By tapping into the “casual” market, Nintendo has almost single-handedly popularized a fourth movement.  Combining active embodiment with simple, fun gameplay has created a tool that a generation of professionals who are also digital natives has turned into a matter of utility; and they’ve offered gaming a kind of cultural legitimacy (assimilation?) that it has not enjoyed, and often eschewed.  The “casual” gamer Nintendo has found is often a digital immigrant, or the electronically disenfranchised: those alienated from digital culture for one reason or another. 

In other words, while Sony is working away at and winning the high def video war, Nintendo just might be quietly winning a kind of subtle culture war none of us has ever really understood.  For the most part, gamers have been content to simply wait out the old fuddy-duddies who preached the blasphemy of videogames.  Whether or not such is their intention, Nintendo has found a way to lure those fuddy-duddies into the electronic heresy, thus making gaming relevant to them – and culturally defining it, which is both great and troubling. 

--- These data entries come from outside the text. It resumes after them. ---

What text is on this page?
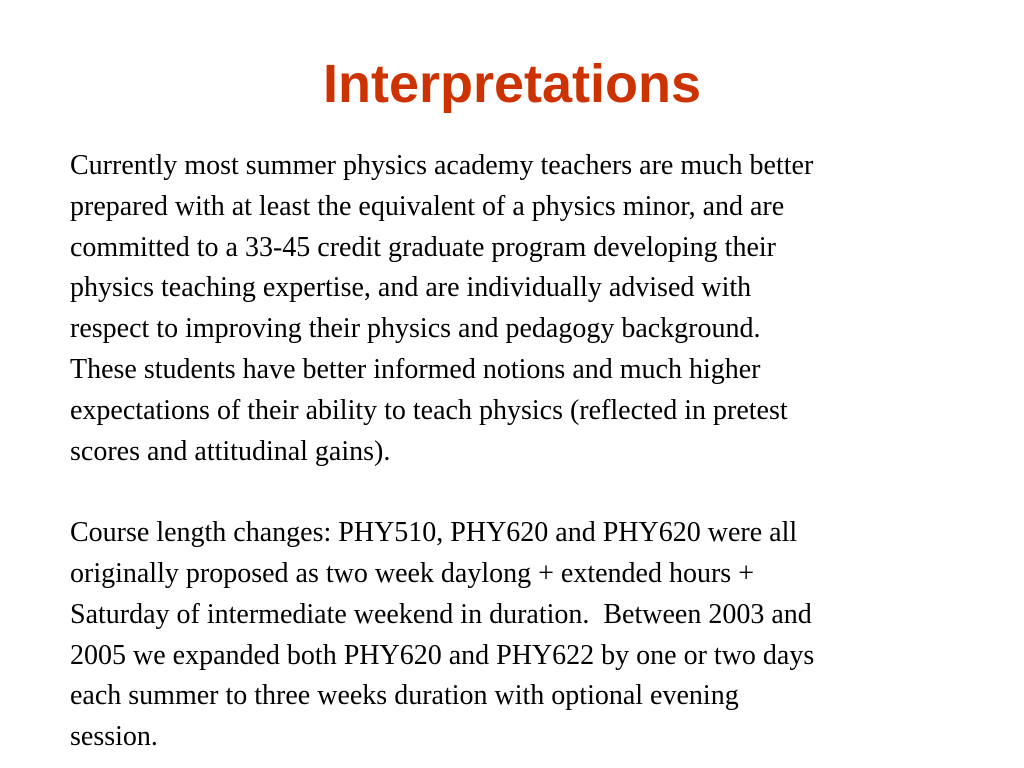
Interpretations
Currently most summer physics academy teachers are much better
prepared with at least the equivalent of a physics minor, and are
committed to a 33-45 credit graduate program developing their
physics teaching expertise, and are individually advised with
respect to improving their physics and pedagogy background.
These students have better informed notions and much higher
expectations of their ability to teach physics (reflected in pretest
scores and attitudinal gains).
Course length changes: PHY510, PHY620 and PHY620 were all
originally proposed as two week daylong + extended hours +
Saturday of intermediate weekend in duration.  Between 2003 and
2005 we expanded both PHY620 and PHY622 by one or two days
each summer to three weeks duration with optional evening
session.
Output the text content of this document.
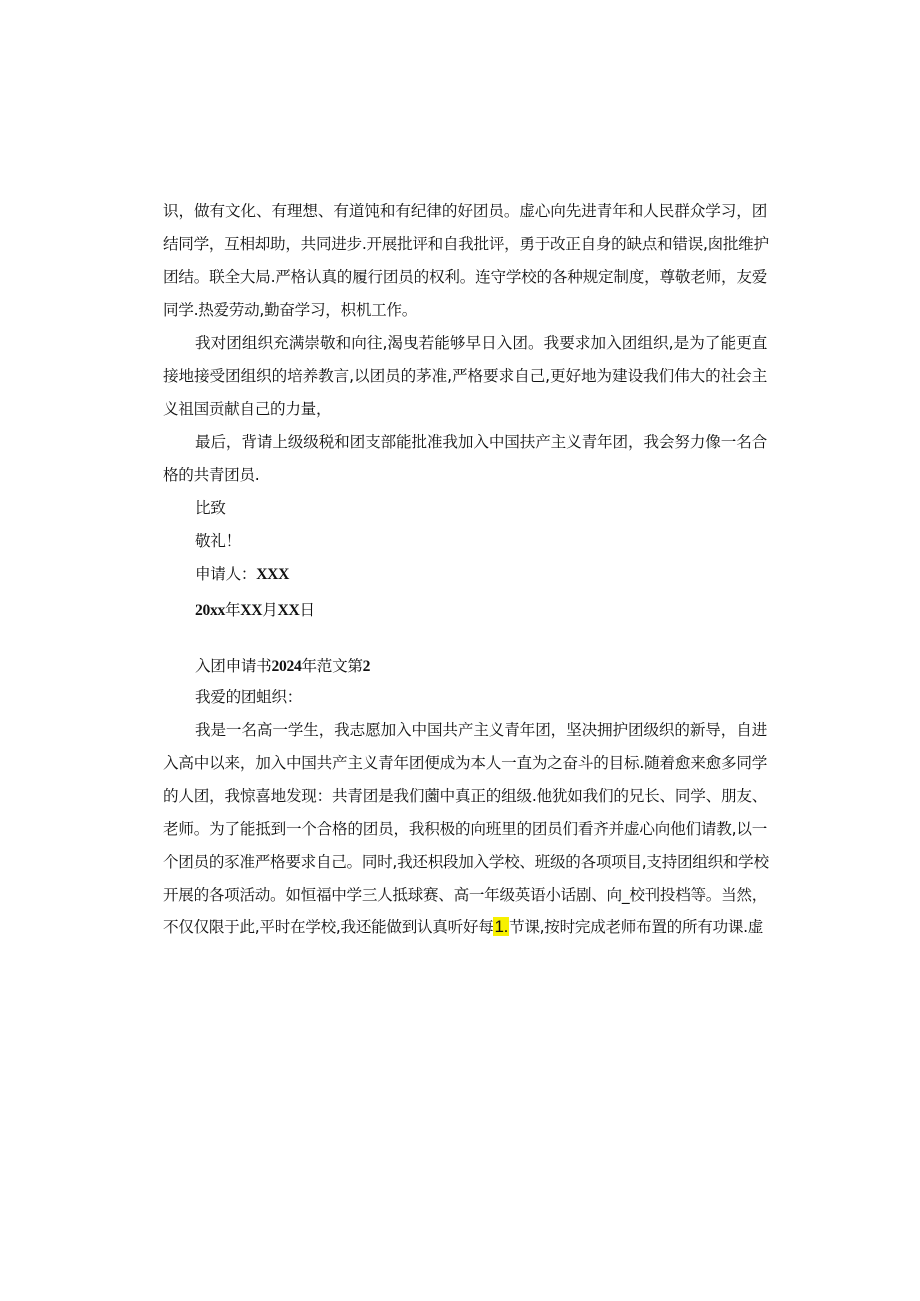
识，做有文化、有理想、有道饨和有纪律的好团员。虚心向先进青年和人民群众学习，团
结同学，互相却助，共同进步.开展批评和自我批评，勇于改正自身的缺点和错误,囱批维护
团结。联全大局.严格认真的履行团员的权利。连守学校的各种规定制度，尊敬老师，友爱
同学.热爱劳动,勤奋学习，枳机工作。
我对团组织充满崇敬和向往,渴曳若能够早日入团。我要求加入团组织,是为了能更直
接地接受团组织的培养教言,以团员的茅准,严格要求自己,更好地为建设我们伟大的社会主
义祖国贡献自己的力量，
最后，背请上级级税和团支部能批准我加入中国扶产主义青年团，我会努力像一名合
格的共青团员.
比致
敬礼！
申请人：XXX
20xx年XX月XX日
入团申请书2024年范文第2
我爱的团蛆织：
我是一名高一学生，我志愿加入中国共产主义青年团，坚决拥护团级织的新导，自进
入高中以来，加入中国共产主义青年团便成为本人一直为之奋斗的目标.随着愈来愈多同学
的人团，我惊喜地发现：共青团是我们薗中真正的组级.他犹如我们的兄长、同学、朋友、
老师。为了能抵到一个合格的团员，我积极的向班里的团员们看齐并虚心向他们请教,以一
个团员的豕准严格要求自己。同时,我还枳段加入学校、班级的各项项目,支持团组织和学校
开展的各项活动。如恒福中学三人抵球赛、高一年级英语小话剧、向_校刊投档等。当然，
不仅仅限于此,平时在学校,我还能做到认真听好每1.节课,按时完成老师布置的所有功课.虚
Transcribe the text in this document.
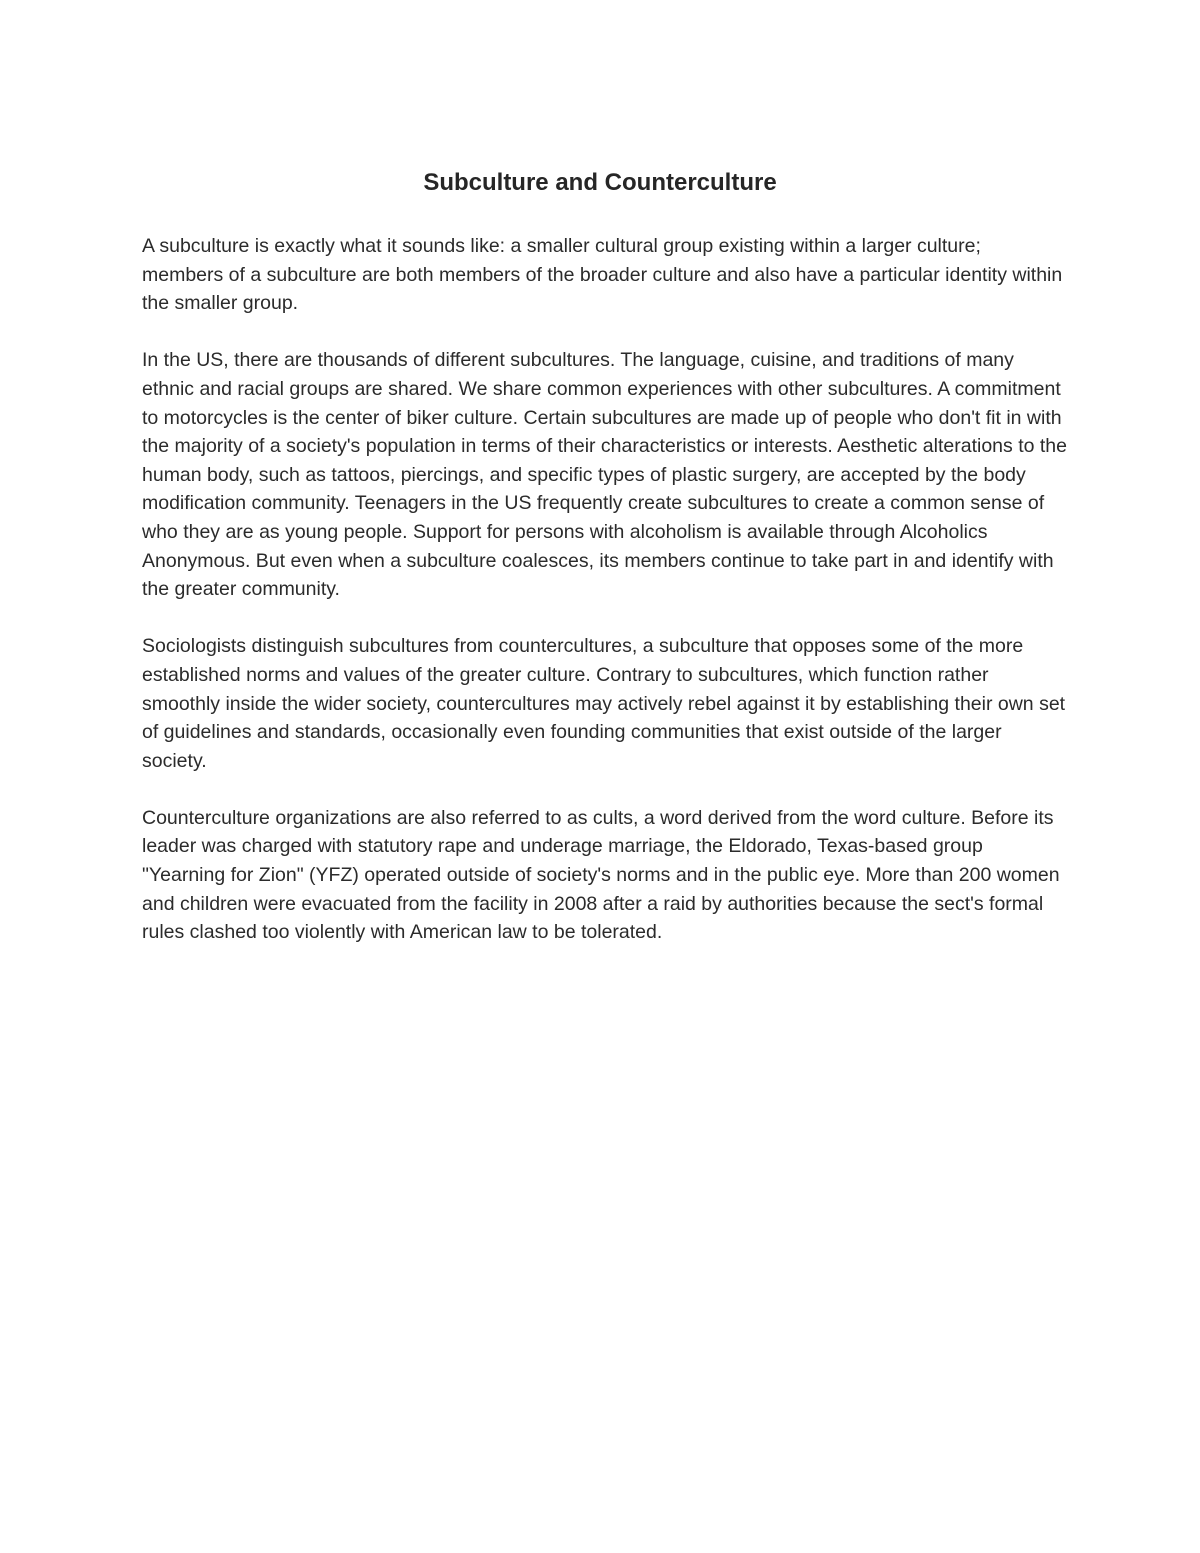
Subculture and Counterculture

A subculture is exactly what it sounds like: a smaller cultural group existing within a larger culture; members of a subculture are both members of the broader culture and also have a particular identity within the smaller group.

In the US, there are thousands of different subcultures. The language, cuisine, and traditions of many ethnic and racial groups are shared. We share common experiences with other subcultures. A commitment to motorcycles is the center of biker culture. Certain subcultures are made up of people who don't fit in with the majority of a society's population in terms of their characteristics or interests. Aesthetic alterations to the human body, such as tattoos, piercings, and specific types of plastic surgery, are accepted by the body modification community. Teenagers in the US frequently create subcultures to create a common sense of who they are as young people. Support for persons with alcoholism is available through Alcoholics Anonymous. But even when a subculture coalesces, its members continue to take part in and identify with the greater community.

Sociologists distinguish subcultures from countercultures, a subculture that opposes some of the more established norms and values of the greater culture. Contrary to subcultures, which function rather smoothly inside the wider society, countercultures may actively rebel against it by establishing their own set of guidelines and standards, occasionally even founding communities that exist outside of the larger society.

Counterculture organizations are also referred to as cults, a word derived from the word culture. Before its leader was charged with statutory rape and underage marriage, the Eldorado, Texas-based group "Yearning for Zion" (YFZ) operated outside of society's norms and in the public eye. More than 200 women and children were evacuated from the facility in 2008 after a raid by authorities because the sect's formal rules clashed too violently with American law to be tolerated.
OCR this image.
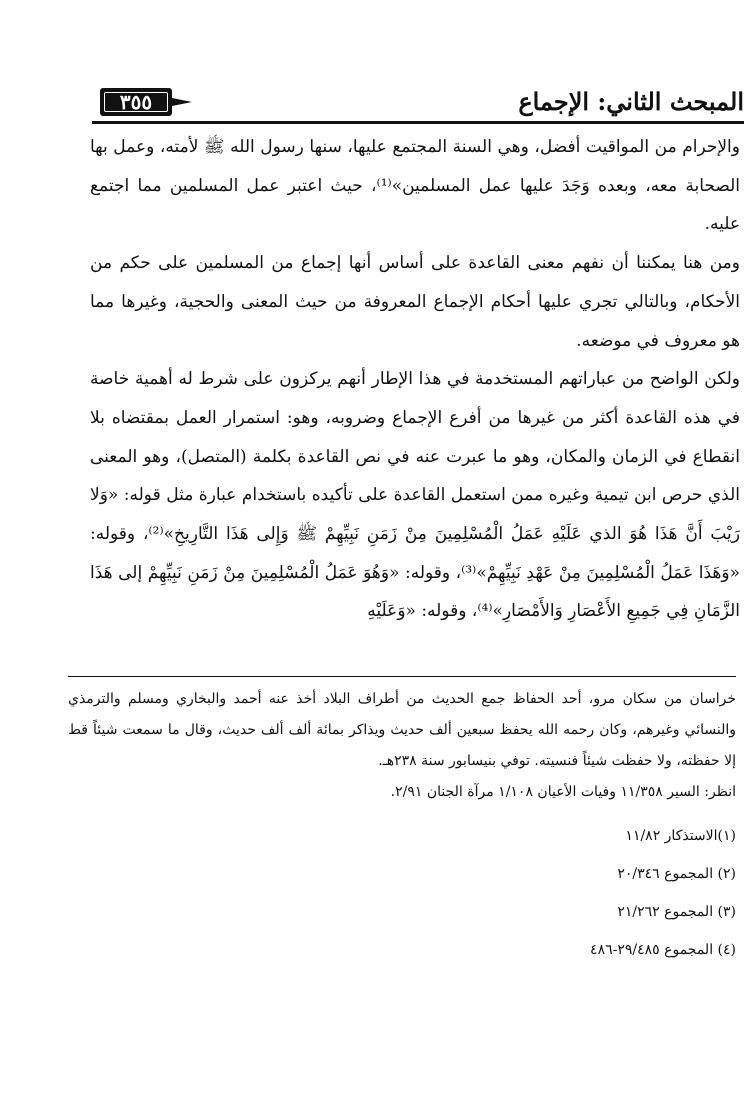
٣٥٥	المبحث الثاني: الإجماع

والإحرام من المواقيت أفضل، وهي السنة المجتمع عليها، سنها رسول الله ﷺ لأمته، وعمل بها الصحابة معه، وبعده وَجَدَ عليها عمل المسلمين»⁽¹⁾، حيث اعتبر عمل المسلمين مما اجتمع عليه.

ومن هنا يمكننا أن نفهم معنى القاعدة على أساس أنها إجماع من المسلمين على حكم من الأحكام، وبالتالي تجري عليها أحكام الإجماع المعروفة من حيث المعنى والحجية، وغيرها مما هو معروف في موضعه.

ولكن الواضح من عباراتهم المستخدمة في هذا الإطار أنهم يركزون على شرط له أهمية خاصة في هذه القاعدة أكثر من غيرها من أفرع الإجماع وضروبه، وهو: استمرار العمل بمقتضاه بلا انقطاع في الزمان والمكان، وهو ما عبرت عنه في نص القاعدة بكلمة (المتصل)، وهو المعنى الذي حرص ابن تيمية وغيره ممن استعمل القاعدة على تأكيده باستخدام عبارة مثل قوله: «وَلا رَيْبَ أَنَّ هَذَا هُوَ الذي عَلَيْهِ عَمَلُ الْمُسْلِمِينَ مِنْ زَمَنِ نَبِيِّهِمْ ﷺ وَإِلى هَذَا التَّارِيخِ»⁽²⁾، وقوله: «وَهَذَا عَمَلُ الْمُسْلِمِينَ مِنْ عَهْدِ نَبِيِّهِمْ»⁽³⁾، وقوله: «وَهُوَ عَمَلُ الْمُسْلِمِينَ مِنْ زَمَنِ نَبِيِّهِمْ إلى هَذَا الزَّمَانِ فِي جَمِيعِ الأَعْصَارِ وَالأَمْصَارِ»⁽⁴⁾، وقوله: «وَعَلَيْهِ

خراسان من سكان مرو، أحد الحفاظ جمع الحديث من أطراف البلاد أخذ عنه أحمد والبخاري ومسلم والترمذي والنسائي وغيرهم، وكان رحمه الله يحفظ سبعين ألف حديث ويذاكر بمائة ألف ألف حديث، وقال ما سمعت شيئاً قط إلا حفظته، ولا حفظت شيئاً فنسيته. توفي بنيسابور سنة ٢٣٨هـ.

انظر: السير ١١/٣٥٨ وفيات الأعيان ١/١٠٨ مرآة الجنان ٢/٩١.

(١)الاستذكار ١١/٨٢
(٢) المجموع ٢٠/٣٤٦
(٣) المجموع ٢١/٢٦٢
(٤) المجموع ٢٩/٤٨٥-٤٨٦
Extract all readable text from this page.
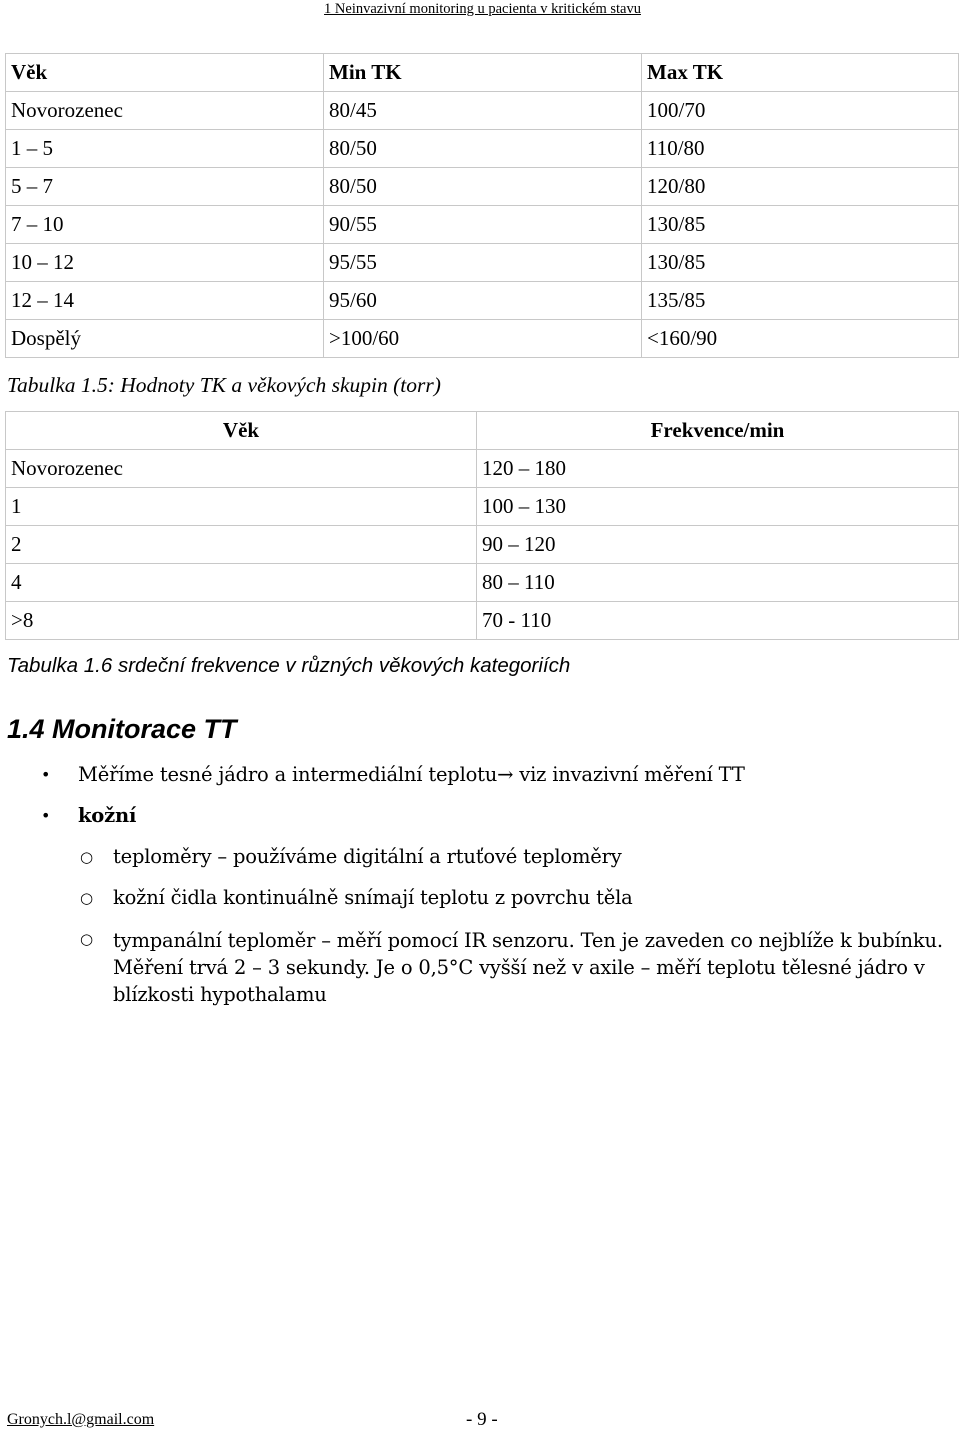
1 Neinvazivní monitoring u pacienta v kritickém stavu
Věk	Min TK	Max TK
Novorozenec	80/45	100/70
1 – 5	80/50	110/80
5 – 7	80/50	120/80
7 – 10	90/55	130/85
10 – 12	95/55	130/85
12 – 14	95/60	135/85
Dospělý	>100/60	<160/90
Tabulka 1.5: Hodnoty TK a věkových skupin (torr)
Věk	Frekvence/min
Novorozenec	120 – 180
1	100 – 130
2	90 – 120
4	80 – 110
>8	70 - 110
Tabulka 1.6 srdeční frekvence v různých věkových kategoriích
1.4 Monitorace TT
• Měříme tesné jádro a intermediální teplotu→ viz invazivní měření TT
• kožní
○ teploměry – používáme digitální a rtuťové teploměry
○ kožní čidla kontinuálně snímají teplotu z povrchu těla
○ tympanální teploměr – měří pomocí IR senzoru. Ten je zaveden co nejblíže k bubínku. Měření trvá 2 – 3 sekundy. Je o 0,5°C vyšší než v axile – měří teplotu tělesné jádro v blízkosti hypothalamu
Gronych.l@gmail.com	- 9 -
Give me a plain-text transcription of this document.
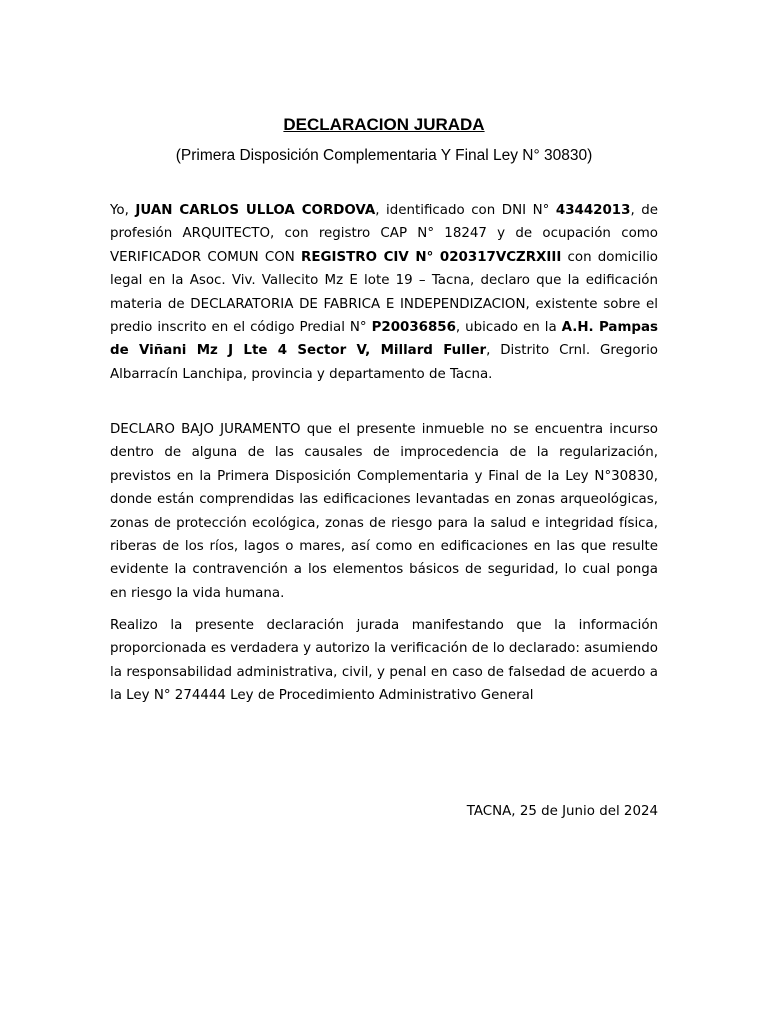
DECLARACION JURADA

(Primera Disposición Complementaria Y Final Ley N° 30830)

Yo, JUAN CARLOS ULLOA CORDOVA, identificado con DNI N° 43442013, de profesión ARQUITECTO, con registro CAP N° 18247 y de ocupación como VERIFICADOR COMUN CON REGISTRO CIV N° 020317VCZRXIII con domicilio legal en la Asoc. Viv. Vallecito Mz E lote 19 – Tacna, declaro que la edificación materia de DECLARATORIA DE FABRICA E INDEPENDIZACION, existente sobre el predio inscrito en el código Predial N° P20036856, ubicado en la A.H. Pampas de Viñani Mz J Lte 4 Sector V, Millard Fuller, Distrito Crnl. Gregorio Albarracín Lanchipa, provincia y departamento de Tacna.

DECLARO BAJO JURAMENTO que el presente inmueble no se encuentra incurso dentro de alguna de las causales de improcedencia de la regularización, previstos en la Primera Disposición Complementaria y Final de la Ley N°30830, donde están comprendidas las edificaciones levantadas en zonas arqueológicas, zonas de protección ecológica, zonas de riesgo para la salud e integridad física, riberas de los ríos, lagos o mares, así como en edificaciones en las que resulte evidente la contravención a los elementos básicos de seguridad, lo cual ponga en riesgo la vida humana.

Realizo la presente declaración jurada manifestando que la información proporcionada es verdadera y autorizo la verificación de lo declarado: asumiendo la responsabilidad administrativa, civil, y penal en caso de falsedad de acuerdo a la Ley N° 274444 Ley de Procedimiento Administrativo General

TACNA, 25 de Junio del 2024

Nintendo can certainly make its fair share of good games, but the company has labored for the last decade or so under the impression that its market was children, while Sony and Microsoft took advantage of the fact that the first generation of born-and-bred gamers are now adults.  And we often like our games violent and complicated, earning the wrath of Jack Thompson and the like.  Nintendo has made games accessible, but some gamers will argue it is at the cost of dumbing gaming down and fostering the impression of gaming as a toy instead of a serious medium of expression. 

Of course, none of this is that simple.  Complaining of the Wii’s success and its childlike impression is a bit like complaining that adults read Harry Potter, Lord of the Rings, or any other “children’s tale”, or graphic novels, for that matter.  It’s dismissive and shortsighted.  The advantage that games have is that the medium already has a foothold into “serious” subject matter, even if it is slathered over with some sort of “childish” facade.  Games have reintroduced the notion of consequence and existential choice to young people, a group that, in recent years, has not cared about either of those things in any overt way.